The third part is titled "Sweeney Redivivus." It consists of poems (or "glosses" as Heaney terms them) based on the figure of Sweeney from Sweeney Astray (1983), Heaney's translation of the medieval Irish text Buile Suibhne. In his introduction to Sweeney Astray Heaney indicates the significance that the story of Sweeney has for him by writing that it can be seen as "an aspect of the quarrel between free creative imagination and the constraints of religious, political, and domestic obligation."

==Reception==
Richard Ellmann, in his review of Station Island for The New York Review of Books, praised the collection writing, "Many of these poems have a tough rind as though the author knew that for his purposes deferred comprehension was better than instant.

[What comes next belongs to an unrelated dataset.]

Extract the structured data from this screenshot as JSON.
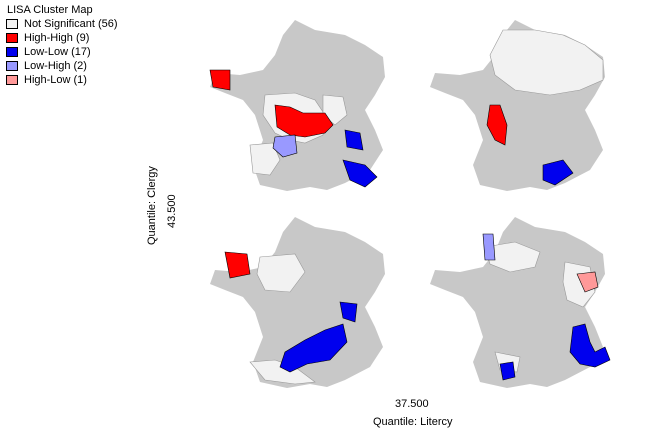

Obliquity suits him. Heaney's talent, a prodigious one, is exfoliating and augmenting here."

Helen Vendler similarly applauded the collection when she reviewed it for The New Yorker. She writes:
"Heaney's voice, by turns mythological and journalistic, rural and sophisticated, reminiscent and impatient, stern and yielding, curt and expansive, is one of a suppleness almost equal to consciousness itself. The two tones he generally avoids—on principle, I imagine, and by temperament—are the prophetic and the denunciatory, those standbys of political poetry. It is arresting to find a poetry so conscious of cultural and social facts which nonetheless remains chiefly a poetry of awareness, observation, and sorrow."

Paul Muldoon, who reviewed the collection for the London Review of Books, had a slightly more temperate reaction. He considered the 25 lyrics comprising the first part of the collection to be the strongest of the three parts and the third part, "Sweeney Redivivus" to be the weakest. He concluded, however, on a positive note writing that, "not even the weak third section of Station Island can take away from the fact that this is a resourceful and reliable collection, his best since Wintering Out."